Waste not, recycle more
13 Nov 2002
The UK will fail to meet its EU commitments to waste management targets unless the government accelerates its review of waste strategy, the Engineering Employers Federation has warned.
While the Chancellor of the Exchequer is rumoured to be considering an increase in landfill tax to boost recycling, the EEF urges that any money raised by such an increase should be reinvested in new waste management technologies and infrastructure.

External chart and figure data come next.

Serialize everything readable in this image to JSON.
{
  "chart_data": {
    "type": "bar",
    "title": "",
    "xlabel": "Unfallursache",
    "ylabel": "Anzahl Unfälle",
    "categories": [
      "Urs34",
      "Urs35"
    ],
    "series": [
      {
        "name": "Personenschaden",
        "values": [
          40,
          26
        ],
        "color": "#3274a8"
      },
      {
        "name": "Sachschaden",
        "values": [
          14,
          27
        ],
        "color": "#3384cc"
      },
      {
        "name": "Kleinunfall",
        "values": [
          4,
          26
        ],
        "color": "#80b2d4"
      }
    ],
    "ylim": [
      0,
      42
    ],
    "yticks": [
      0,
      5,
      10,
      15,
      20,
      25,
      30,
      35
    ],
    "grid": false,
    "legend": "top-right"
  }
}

The government is thinking short-term, which will not help it tackles the issues, says EEF director of operational policy, Mike McKiernan. 'While industry fully accepts the use of targets as an important part of enforcing legislation and encouraging environmental benefits, they will fail without the necessary infrastructure, economic incentives and government leadership,' he says. 'Raising taxes, including the landfill tax, would mean little without these and other issues being factored into government thinking.'
In a submission to the House of Commons Audit Committee on Waste Management, the EEF says that the UK needs a collection system to handle re-use and recycling of waste materials. It also needs to adjust its attitudes to waste. There is an increasing trend to define industrial by-products as waste, it says, which puts up administrative and legal barriers to their use.
Moreover, it says, the government and EU 'need to be realistic about what level and type of recycling is achievable', which would make sure that targets, when set, are achievable. This would avoid the current problem of companies being told that their wastes cannot be recycled because 'there is no market for that material at present'.